The End

200 x 200 x 300 cm

"I could have also put this text under the title On the chirality of enclosed spaces. Actually, stereochemistry, crystallography and contradiction principle gave me the proper codes in interpreting Vlad Nanca’s object. Chirality designates a chemical property of non – superimposable molecular compounds, with optical symmetry and structural similarities. Arranged in space, the compounds are situated in perfect mirroring, in a double configuration (as dual mode), but, simultaneously, oriented in opposite directions. +α | -α.
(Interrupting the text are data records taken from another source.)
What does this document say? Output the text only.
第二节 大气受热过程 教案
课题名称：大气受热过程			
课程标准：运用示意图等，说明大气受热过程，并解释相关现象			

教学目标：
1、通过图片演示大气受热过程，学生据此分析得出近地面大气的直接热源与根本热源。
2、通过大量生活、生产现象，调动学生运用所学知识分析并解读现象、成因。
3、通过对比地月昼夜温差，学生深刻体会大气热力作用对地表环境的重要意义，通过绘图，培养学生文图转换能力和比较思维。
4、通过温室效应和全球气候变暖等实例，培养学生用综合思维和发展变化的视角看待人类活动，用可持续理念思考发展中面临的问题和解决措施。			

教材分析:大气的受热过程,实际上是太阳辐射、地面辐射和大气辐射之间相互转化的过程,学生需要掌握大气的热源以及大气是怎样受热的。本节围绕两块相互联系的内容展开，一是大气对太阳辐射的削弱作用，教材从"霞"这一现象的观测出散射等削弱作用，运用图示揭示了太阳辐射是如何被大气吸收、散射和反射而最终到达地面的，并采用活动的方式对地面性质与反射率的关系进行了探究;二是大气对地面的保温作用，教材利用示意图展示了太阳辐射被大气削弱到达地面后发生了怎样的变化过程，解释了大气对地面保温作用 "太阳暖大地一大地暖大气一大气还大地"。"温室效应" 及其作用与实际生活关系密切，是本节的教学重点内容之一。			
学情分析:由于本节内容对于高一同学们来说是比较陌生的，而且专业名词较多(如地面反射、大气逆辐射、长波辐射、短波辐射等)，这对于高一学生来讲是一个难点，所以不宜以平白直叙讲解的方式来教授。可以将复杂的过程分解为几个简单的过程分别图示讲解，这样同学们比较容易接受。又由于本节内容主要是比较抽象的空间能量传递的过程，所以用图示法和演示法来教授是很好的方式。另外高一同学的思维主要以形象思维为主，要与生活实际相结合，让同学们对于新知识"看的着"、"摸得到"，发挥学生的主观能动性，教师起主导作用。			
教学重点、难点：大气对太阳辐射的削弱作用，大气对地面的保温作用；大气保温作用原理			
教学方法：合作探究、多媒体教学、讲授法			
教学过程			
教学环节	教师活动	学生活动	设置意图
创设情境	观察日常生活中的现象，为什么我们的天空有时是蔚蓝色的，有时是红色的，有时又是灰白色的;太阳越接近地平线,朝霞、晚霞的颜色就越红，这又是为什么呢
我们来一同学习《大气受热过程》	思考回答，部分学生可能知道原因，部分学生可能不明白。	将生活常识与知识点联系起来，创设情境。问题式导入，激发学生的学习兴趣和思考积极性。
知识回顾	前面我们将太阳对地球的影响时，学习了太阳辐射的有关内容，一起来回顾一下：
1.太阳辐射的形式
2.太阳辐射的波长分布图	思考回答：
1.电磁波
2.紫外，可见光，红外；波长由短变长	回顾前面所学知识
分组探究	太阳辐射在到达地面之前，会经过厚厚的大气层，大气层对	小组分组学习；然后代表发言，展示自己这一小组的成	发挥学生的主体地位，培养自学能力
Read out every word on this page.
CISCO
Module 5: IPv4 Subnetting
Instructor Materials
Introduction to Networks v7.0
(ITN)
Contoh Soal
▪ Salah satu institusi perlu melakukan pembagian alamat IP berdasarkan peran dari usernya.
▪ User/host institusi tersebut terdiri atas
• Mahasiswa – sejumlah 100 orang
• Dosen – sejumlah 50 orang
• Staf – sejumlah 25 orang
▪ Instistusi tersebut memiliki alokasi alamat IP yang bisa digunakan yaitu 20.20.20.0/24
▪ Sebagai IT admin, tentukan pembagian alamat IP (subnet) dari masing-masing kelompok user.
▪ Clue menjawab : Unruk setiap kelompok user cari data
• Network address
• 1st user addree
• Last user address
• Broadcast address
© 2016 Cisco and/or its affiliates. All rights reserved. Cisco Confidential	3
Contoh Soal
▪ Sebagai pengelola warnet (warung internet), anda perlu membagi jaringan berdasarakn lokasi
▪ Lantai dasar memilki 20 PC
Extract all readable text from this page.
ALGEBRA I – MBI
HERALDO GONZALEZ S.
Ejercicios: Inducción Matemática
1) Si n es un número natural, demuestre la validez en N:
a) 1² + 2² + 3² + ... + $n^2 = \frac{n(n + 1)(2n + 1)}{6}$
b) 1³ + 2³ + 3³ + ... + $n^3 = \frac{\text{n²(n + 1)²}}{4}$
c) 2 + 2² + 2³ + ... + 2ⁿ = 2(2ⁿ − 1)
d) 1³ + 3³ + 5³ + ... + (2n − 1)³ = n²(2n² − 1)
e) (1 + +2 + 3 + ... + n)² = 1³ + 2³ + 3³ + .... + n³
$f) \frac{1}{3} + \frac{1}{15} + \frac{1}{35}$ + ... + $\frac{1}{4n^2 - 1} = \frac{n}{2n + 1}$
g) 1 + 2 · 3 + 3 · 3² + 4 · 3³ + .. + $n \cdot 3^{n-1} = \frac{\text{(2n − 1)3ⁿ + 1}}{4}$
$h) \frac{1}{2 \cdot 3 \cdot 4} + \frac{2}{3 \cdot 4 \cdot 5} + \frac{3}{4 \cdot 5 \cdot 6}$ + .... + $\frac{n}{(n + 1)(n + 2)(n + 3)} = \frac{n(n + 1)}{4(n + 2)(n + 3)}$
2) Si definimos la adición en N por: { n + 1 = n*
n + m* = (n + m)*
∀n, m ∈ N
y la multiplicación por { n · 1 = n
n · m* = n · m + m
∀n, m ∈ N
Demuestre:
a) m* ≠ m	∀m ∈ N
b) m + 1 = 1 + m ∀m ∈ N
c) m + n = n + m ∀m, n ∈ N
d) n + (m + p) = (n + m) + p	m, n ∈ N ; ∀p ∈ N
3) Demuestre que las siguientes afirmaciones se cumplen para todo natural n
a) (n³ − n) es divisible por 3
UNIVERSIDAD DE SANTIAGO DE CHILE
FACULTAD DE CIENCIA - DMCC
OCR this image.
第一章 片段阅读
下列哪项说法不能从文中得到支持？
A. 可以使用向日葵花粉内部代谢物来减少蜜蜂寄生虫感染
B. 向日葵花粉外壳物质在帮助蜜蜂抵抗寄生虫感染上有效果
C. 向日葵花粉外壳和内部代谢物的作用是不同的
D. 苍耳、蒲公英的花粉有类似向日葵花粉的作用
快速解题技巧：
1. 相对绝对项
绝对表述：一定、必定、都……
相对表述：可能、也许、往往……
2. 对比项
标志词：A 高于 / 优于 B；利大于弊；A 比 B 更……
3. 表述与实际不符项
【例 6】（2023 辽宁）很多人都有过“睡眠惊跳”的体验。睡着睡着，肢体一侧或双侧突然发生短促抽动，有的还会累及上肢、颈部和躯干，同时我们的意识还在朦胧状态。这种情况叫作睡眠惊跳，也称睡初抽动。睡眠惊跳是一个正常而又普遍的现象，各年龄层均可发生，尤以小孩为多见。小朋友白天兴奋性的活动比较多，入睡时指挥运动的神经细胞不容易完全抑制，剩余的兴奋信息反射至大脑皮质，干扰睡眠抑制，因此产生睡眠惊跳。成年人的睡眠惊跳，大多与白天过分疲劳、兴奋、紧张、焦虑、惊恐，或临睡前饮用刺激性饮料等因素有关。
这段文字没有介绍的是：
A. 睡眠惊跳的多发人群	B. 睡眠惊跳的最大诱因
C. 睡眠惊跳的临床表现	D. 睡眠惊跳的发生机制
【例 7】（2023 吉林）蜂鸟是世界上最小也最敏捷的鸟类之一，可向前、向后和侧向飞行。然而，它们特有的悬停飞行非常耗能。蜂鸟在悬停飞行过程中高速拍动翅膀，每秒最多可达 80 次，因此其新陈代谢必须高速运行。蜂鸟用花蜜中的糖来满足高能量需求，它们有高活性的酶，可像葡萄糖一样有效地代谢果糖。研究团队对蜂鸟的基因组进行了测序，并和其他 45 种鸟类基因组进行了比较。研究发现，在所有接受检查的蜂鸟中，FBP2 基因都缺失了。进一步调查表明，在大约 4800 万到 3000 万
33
Playing furthermore with contradiction, the installation reveals its fundamental ambiguities. By definition, a chiral compound is an open, moving structure, while Vlad’s assemblage freezes a monolithic one, resembling much more to the static type in a twin crystal than to the molecular dynamics. At a first glance, we could fairly invoke stasis. In his synopsis, Vlad describes the story of two football goals, gloriously embraced in a sort of a “happy end” completely solving the clash, annihilating the game itself and annulling the very possibility of a future conflict through the metamorphosis into the peaceful skeleton of some sort of housing. But since ambiguity endlessly regulates all the transformations in meaning, the same enclosure can easily become cage, trap or prison, subsequently invalidated by the porosity of the reticulated net that launches once again the object in the middle of associative turmoil.

The continuous shift provoked on different levels of signification or taxonomic inventories (it is an object, an installation, a maquette, or an edifice) proves the need for permeable thematic readings, able to test themselves through self-suspension or antiphrasis. Shifting, opposite perspectives could explore (and I feel the need of conjuring now Walter Benjamin) both the methodological, combining potential in dialectic images that fulgurate reality, deregulate and enrich it and the metaphorical potential of so-called “thought-images”/ Denkbilder, where the narrative form conveys theoretical thinking and becomes concept.

The ambiguous object mounted by Vlad formalizes one fundamental polymorphism: as perceptual experience, through amplification at monumental scale he inverts the claustrophobic sensation and, paradoxically, expands it; as dimensional orientation when the object turns out to be a device for counting spatial articulations or pulsations, a counter of our own spatial landmarks around us and for the loss of them; as semiotic density, where the main constituents power the symbolic meaning – goal pillars, linguistic similarities, goal and competition, goal and gate inflexions, gate as passage, gate as threshold, net, blocking net, grid (in transmissions and connexions), formation grid. I believe that is this very semiotic consistency that makes that the ambiguous object “has a lot to say”, keeping itself open (and not necessarily transparent) for interwoven, interlinked analysis.

The English expression “wired grid” mobilizes again reflexive associations. I would like to mention here two famous names of historical conceptualism and minimalism, whose works could give another indentation in this constellation. Trying to test the multiple configurations of reality in its infinite deployment, Robert Smithson has verified the purity in geometric reflective structures in a well-known series inspired by optical isomers: “Enantiomorphic Chambers” (1965). My second example is taken from the canonical context of minimalism. Aspen Magazine’s minimalist number, edited by Brian O’Doherty, has published in 1967 Tony Smith’s project for “The Maze” (crisscrossing of symmetrical and square grids), where the artist imagines a genuine “labyrinth of the mind rather than a monument”, where pathways are consubstantial to the entire design, unwillingly disavowing the impossibility of objective neutrality in art object.

Mirroring the twofoldness of the goals in a perfect enantiomer, Vlad Nanca manages to detour the post-minimalist object through the kissing anecdote (a reminder of Brancusi relenting remnants in our artistic automatisms related to the gate symbolism); and he manages also to dissolve further away, with equal irony, the anecdote in contingency, since he doesn’t want to block the object in simple historiographic reading.

With its proliferating semantics, Vlad Nanca’s object becomes a “dialectic image”. It’s a new way of conceptual expression, filled with subjectivity, gathering the right amount of ambiguity under the tricky appearance of a crystalline symmetry."